Wie schon so oft in der Vergangenheit, wurde ich vor Alex wach und in diesem dämmrigen unwirklichen Licht, konnte ich nur eine vage Kontur ihres Körpers wahrnehmen.
Aber dieser gleichmäßige Atem und ihre warme Haut an meiner Seite, ließen meine Fantasie in die unendlichen Tiefen der Gosse abrutschen und wenn ich ehrlich bin, ich hatte Nachholbedarf. Auch wenn es sich noch schmutziger und lüsterner anhört, als es gemeint ist.
Vorsichtig zog ich die Decke von ihr, ließ mich zwischen ihre Schenkel gleiten und meine Hände fuhren langsam über ihren Körper.
Es dauerte nicht lange, da öffnete sie ihre Augen und lächelte mich verschlafen an, als ich grinsend meinte, endlich sei sie wach.
„Wie ich sehe, du auch schon, mi amor, und es scheint, du hast auch schon konkrete Pläne." und sie wollte mich schon zu sich hinunter ziehen.

Meine „konkreten Pläne" sahen aber vor, dass ich mir einfach das nahm, was mir gehörte und meine Verlobte ergab sich laut stöhnend ihrem Schicksal. Wir hatten tatsächlich einiges nachzuholen, doch beide genossen wir den anderen und ließen uns in dieser Lust dahintreiben.
Als ich ihren Höhepunkt spürte, war es auch um mich geschehen und ich konnte nur noch ihren Namen an ihrer Schulter flüstern.
„So lasse ich mich übrigens gerne wecken, da kann sogar der Kaffee nicht mithalten, mi amor!" vermutlich sollte ich diesen Satz als Kompliment einfach hinnehmen, aus ihrem Munde war es wohl auch eines.

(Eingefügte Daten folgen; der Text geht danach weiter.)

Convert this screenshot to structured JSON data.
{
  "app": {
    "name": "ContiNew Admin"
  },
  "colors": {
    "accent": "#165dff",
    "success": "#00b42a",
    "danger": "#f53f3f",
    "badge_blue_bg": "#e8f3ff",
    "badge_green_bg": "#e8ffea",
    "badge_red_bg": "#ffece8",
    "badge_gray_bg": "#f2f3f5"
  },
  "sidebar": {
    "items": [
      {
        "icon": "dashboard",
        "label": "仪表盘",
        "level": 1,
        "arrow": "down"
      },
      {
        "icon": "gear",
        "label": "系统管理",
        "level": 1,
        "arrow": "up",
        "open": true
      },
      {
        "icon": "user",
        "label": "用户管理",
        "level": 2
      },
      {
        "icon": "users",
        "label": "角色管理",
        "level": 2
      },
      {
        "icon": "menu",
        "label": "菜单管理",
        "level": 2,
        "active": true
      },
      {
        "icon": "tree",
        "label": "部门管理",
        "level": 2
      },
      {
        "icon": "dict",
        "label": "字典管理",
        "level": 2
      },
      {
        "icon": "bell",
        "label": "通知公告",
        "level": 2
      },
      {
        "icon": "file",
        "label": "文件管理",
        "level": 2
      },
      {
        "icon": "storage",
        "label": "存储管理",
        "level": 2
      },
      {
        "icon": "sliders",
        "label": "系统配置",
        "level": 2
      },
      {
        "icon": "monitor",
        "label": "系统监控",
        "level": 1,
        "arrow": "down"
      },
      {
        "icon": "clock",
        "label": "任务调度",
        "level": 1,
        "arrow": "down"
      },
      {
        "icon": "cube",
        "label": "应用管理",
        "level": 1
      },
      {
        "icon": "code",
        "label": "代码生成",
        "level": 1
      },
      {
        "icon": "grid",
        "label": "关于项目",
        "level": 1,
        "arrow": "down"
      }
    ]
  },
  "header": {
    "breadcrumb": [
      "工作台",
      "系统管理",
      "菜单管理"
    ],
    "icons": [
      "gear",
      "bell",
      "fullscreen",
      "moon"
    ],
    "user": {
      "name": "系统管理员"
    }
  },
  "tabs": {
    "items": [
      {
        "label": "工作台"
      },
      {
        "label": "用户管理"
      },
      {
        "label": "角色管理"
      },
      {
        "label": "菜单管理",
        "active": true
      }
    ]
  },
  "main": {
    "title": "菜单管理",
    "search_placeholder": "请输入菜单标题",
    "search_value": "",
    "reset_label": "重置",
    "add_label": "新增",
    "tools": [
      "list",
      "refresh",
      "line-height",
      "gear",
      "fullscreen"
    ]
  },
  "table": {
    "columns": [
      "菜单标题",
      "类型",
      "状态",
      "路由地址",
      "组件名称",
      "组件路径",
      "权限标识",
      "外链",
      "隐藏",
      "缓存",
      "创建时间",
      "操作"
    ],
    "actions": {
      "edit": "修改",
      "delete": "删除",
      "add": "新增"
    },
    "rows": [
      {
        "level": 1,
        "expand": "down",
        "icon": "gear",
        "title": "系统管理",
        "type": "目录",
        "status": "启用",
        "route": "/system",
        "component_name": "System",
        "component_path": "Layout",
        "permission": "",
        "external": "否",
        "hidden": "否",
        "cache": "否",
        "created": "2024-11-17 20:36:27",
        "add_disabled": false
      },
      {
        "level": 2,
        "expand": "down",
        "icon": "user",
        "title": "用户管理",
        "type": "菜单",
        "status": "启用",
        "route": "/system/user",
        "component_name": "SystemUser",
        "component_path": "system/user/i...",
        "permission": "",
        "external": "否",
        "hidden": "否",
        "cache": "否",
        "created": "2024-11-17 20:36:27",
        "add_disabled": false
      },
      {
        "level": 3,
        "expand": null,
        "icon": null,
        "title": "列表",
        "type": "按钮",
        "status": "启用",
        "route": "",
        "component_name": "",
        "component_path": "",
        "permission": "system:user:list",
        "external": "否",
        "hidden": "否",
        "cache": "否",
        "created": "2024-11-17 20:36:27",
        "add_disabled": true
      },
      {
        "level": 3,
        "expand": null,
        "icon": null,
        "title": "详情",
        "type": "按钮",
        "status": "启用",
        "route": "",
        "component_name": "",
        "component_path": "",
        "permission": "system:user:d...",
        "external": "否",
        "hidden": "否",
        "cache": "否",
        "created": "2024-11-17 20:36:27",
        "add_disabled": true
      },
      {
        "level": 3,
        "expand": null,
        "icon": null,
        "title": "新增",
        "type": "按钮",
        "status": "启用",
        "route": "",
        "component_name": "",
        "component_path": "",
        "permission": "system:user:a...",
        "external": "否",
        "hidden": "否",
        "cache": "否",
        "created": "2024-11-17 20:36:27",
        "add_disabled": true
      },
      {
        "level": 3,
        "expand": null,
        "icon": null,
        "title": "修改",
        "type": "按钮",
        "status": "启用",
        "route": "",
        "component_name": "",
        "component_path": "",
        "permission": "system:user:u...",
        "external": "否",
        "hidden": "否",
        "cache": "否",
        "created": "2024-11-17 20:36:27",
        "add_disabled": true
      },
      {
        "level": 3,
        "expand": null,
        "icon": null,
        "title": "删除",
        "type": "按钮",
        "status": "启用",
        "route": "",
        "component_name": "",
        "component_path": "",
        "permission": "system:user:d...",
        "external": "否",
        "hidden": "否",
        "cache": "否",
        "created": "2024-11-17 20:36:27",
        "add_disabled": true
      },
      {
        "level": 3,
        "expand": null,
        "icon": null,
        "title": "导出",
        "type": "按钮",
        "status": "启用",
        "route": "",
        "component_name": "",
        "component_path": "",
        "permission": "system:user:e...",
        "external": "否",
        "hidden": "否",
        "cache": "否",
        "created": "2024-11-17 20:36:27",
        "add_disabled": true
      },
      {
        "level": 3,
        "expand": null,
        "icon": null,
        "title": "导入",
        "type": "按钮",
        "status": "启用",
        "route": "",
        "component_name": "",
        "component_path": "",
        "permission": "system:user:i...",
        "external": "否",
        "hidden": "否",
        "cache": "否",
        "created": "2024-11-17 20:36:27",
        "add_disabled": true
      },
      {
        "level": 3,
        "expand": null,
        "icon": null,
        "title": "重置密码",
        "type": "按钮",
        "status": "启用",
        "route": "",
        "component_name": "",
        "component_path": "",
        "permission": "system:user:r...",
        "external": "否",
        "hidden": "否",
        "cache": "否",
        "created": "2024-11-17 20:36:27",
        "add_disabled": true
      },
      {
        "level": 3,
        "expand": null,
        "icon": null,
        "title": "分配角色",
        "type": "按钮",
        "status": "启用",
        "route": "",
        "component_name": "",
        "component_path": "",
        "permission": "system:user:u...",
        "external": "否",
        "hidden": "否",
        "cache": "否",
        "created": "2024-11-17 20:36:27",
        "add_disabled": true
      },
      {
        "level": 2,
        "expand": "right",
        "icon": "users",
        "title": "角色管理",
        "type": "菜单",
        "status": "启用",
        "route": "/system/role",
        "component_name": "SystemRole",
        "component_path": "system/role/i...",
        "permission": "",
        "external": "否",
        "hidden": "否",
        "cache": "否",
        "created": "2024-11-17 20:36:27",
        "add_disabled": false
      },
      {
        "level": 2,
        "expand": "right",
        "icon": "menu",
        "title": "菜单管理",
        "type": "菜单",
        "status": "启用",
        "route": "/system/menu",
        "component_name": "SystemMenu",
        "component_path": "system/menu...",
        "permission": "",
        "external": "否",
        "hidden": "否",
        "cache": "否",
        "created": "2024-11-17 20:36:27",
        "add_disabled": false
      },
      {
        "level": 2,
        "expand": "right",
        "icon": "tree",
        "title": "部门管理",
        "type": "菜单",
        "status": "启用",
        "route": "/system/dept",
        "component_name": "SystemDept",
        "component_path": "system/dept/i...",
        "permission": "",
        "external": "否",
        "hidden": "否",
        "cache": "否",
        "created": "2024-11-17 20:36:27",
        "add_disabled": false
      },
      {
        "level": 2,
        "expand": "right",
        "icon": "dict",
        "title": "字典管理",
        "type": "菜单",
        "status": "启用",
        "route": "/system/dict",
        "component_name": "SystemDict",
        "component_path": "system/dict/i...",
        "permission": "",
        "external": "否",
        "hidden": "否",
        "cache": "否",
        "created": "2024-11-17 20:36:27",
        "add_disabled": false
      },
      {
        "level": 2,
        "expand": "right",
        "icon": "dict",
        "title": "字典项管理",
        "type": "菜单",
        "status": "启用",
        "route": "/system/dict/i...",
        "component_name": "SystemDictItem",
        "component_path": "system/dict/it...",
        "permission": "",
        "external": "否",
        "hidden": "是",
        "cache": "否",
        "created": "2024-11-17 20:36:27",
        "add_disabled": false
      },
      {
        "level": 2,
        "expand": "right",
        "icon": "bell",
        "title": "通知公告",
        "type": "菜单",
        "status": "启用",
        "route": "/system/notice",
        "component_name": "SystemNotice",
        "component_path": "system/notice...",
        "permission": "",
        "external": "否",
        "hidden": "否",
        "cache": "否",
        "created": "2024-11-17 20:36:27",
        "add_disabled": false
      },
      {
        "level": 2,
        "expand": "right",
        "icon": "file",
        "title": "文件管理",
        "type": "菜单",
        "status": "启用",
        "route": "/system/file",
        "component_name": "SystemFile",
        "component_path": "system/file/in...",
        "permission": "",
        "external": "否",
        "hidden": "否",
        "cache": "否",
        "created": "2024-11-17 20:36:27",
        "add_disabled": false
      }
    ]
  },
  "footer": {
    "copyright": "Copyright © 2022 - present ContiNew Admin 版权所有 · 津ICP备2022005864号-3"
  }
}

„Wie spät ist es eigentlich und... warum bist du schon wieder wach, Haytham?" da konnte ich Alex aber beruhigen, verschlafen hatte sie nicht und ich war ja auch nicht länger wach als sie.
Und leider hatte uns der Alltag jetzt wieder, doch es musste sein und ich scheuchte meine Verlobte aus dem Bett. Wir hatten den Termin mit den Pächtern und Arbeitern nach dem Frühstück und es war schon fast sieben Uhr, wenn ich mich nicht täuschte.
Ohne weiter zu murren, schlängelte sie sich unter mir weg und als ihre Füße den Boden berührten, sah ich, wie sie erzitterte. Entschuldigt, aber ein leises Lachen konnte ich mir bei diesem Anblick einfach nicht verkneifen!
„Was? Es ist halt kalt, ich bin so etwas einfach noch nicht gewöhnt, Haytham." vermutlich war es in ihrer Wohnung immer warm, doch hier? Es ist nun einmal Winter, daran musste sich Alex jetzt gewöhnen.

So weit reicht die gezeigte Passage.